L’auteur l’avait écrit et le répète : Zemmour est “Algérien” dans ce qu’il y a de pire en nous, pas dans ce qu’il y a de meilleur en nous, et le meilleur existe aussi. C’est que nous sommes, souvent, lui : nos solidarités sont souvent sélectives, nos penchants vers le proche selon la religion ou l’histoire ou la racine, nos territoires sont interdits aux altérités et aux pluralités, nous refoulons les migrants, nous refusons de porter la misère du monde, nous avons une vision de l’identité par la suprématie, nos pitiés sont élitistes, nous pensons d’abord à nous et pas aux Subsahariens ou autres, nous hurlons aux scandales des colonisations nouvelles ou des répressions internationales selon des choix et pas selon l’humanité, nous sommes souvent racistes et même entre nous, entre deux régions, deux villes, deux quartiers et même deux frères ou sœurs. 

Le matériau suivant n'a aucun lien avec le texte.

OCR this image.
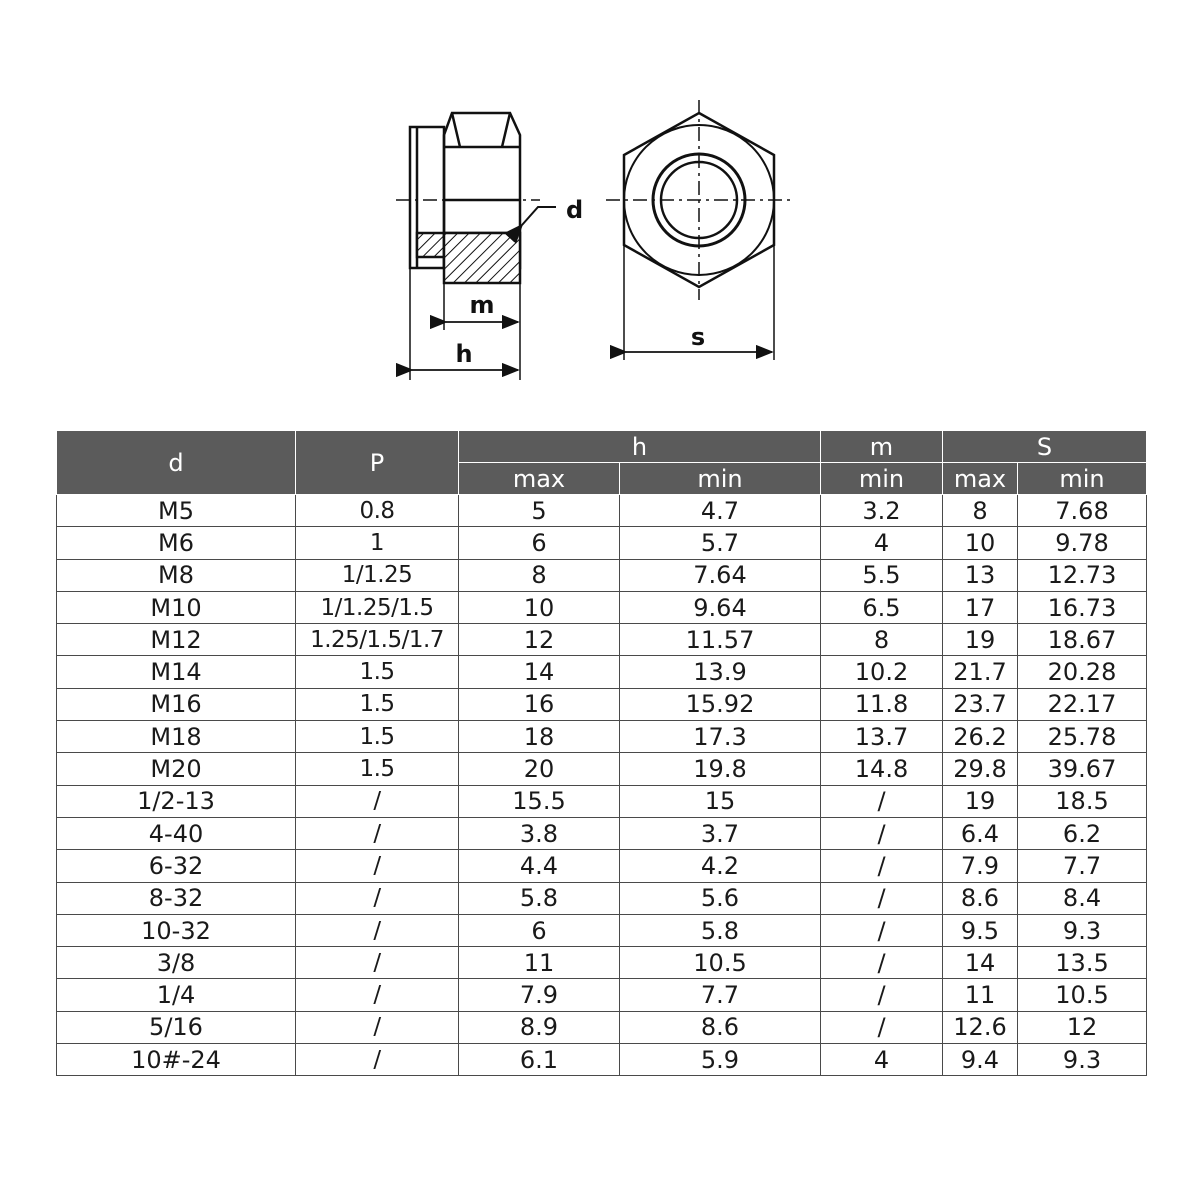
d
m
h
s
d	P	h		m	S	
		max	min	min	max	min
M5	0.8	5	4.7	3.2	8	7.68
M6	1	6	5.7	4	10	9.78
M8	1/1.25	8	7.64	5.5	13	12.73
M10	1/1.25/1.5	10	9.64	6.5	17	16.73
M12	1.25/1.5/1.7	12	11.57	8	19	18.67
M14	1.5	14	13.9	10.2	21.7	20.28
M16	1.5	16	15.92	11.8	23.7	22.17
M18	1.5	18	17.3	13.7	26.2	25.78
M20	1.5	20	19.8	14.8	29.8	39.67
1/2-13	/	15.5	15	/	19	18.5
4-40	/	3.8	3.7	/	6.4	6.2
6-32	/	4.4	4.2	/	7.9	7.7
8-32	/	5.8	5.6	/	8.6	8.4
10-32	/	6	5.8	/	9.5	9.3
3/8	/	11	10.5	/	14	13.5
1/4	/	7.9	7.7	/	11	10.5
5/16	/	8.9	8.6	/	12.6	12
10#-24	/	6.1	5.9	4	9.4	9.3
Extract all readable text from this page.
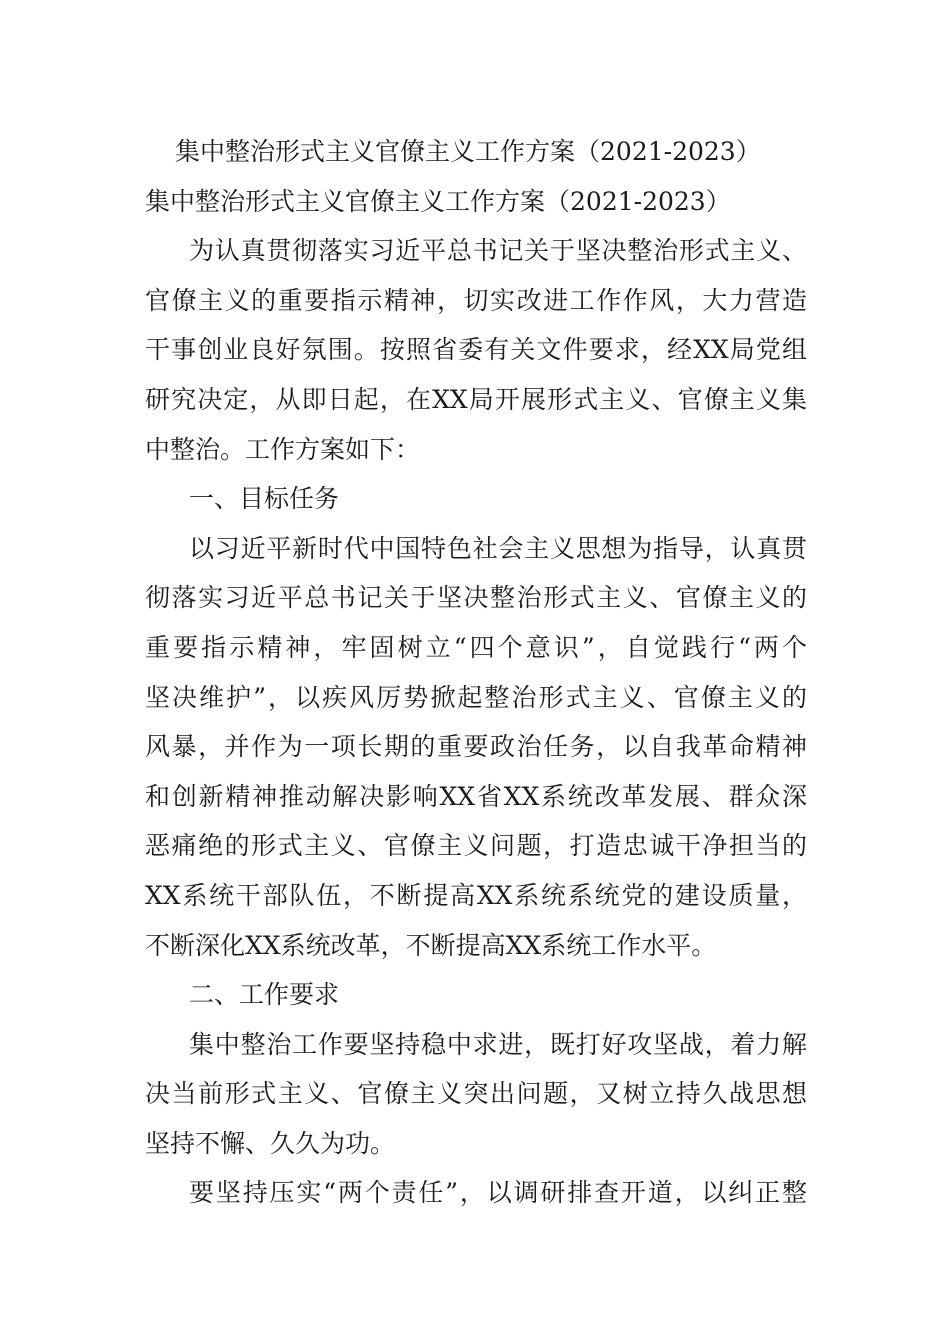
集中整治形式主义官僚主义工作方案（2021-2023）
集中整治形式主义官僚主义工作方案（2021-2023）
为认真贯彻落实习近平总书记关于坚决整治形式主义、
官僚主义的重要指示精神，切实改进工作作风，大力营造
干事创业良好氛围。按照省委有关文件要求，经XX局党组
研究决定，从即日起，在XX局开展形式主义、官僚主义集
中整治。工作方案如下：
一、目标任务
以习近平新时代中国特色社会主义思想为指导，认真贯
彻落实习近平总书记关于坚决整治形式主义、官僚主义的
重要指示精神，牢固树立“四个意识”，自觉践行“两个
坚决维护”，以疾风厉势掀起整治形式主义、官僚主义的
风暴，并作为一项长期的重要政治任务，以自我革命精神
和创新精神推动解决影响XX省XX系统改革发展、群众深
恶痛绝的形式主义、官僚主义问题，打造忠诚干净担当的
XX系统干部队伍，不断提高XX系统系统党的建设质量，
不断深化XX系统改革，不断提高XX系统工作水平。
二、工作要求
集中整治工作要坚持稳中求进，既打好攻坚战，着力解
决当前形式主义、官僚主义突出问题，又树立持久战思想
坚持不懈、久久为功。
要坚持压实“两个责任”，以调研排查开道，以纠正整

Tout cela est une partie de nous, notre ombre majeure, nos défauts que nous voulons ignorer dans le déni ou avec cet affect du postcolonial qui ramène tout à la France ou à la colonisation. Et c’est cependant le chemin de la guérison et de la construction de l’intime et de l’universel, de la puissance confiante. Sans reconnaître nos pires défauts, nous serions encore à crier que c’est la faute des autres, et de l’Occident, et de la colonisation. 
Zemmour ? C’est ce qu’il faut vite guérir en nous avant de faire le procès des autres.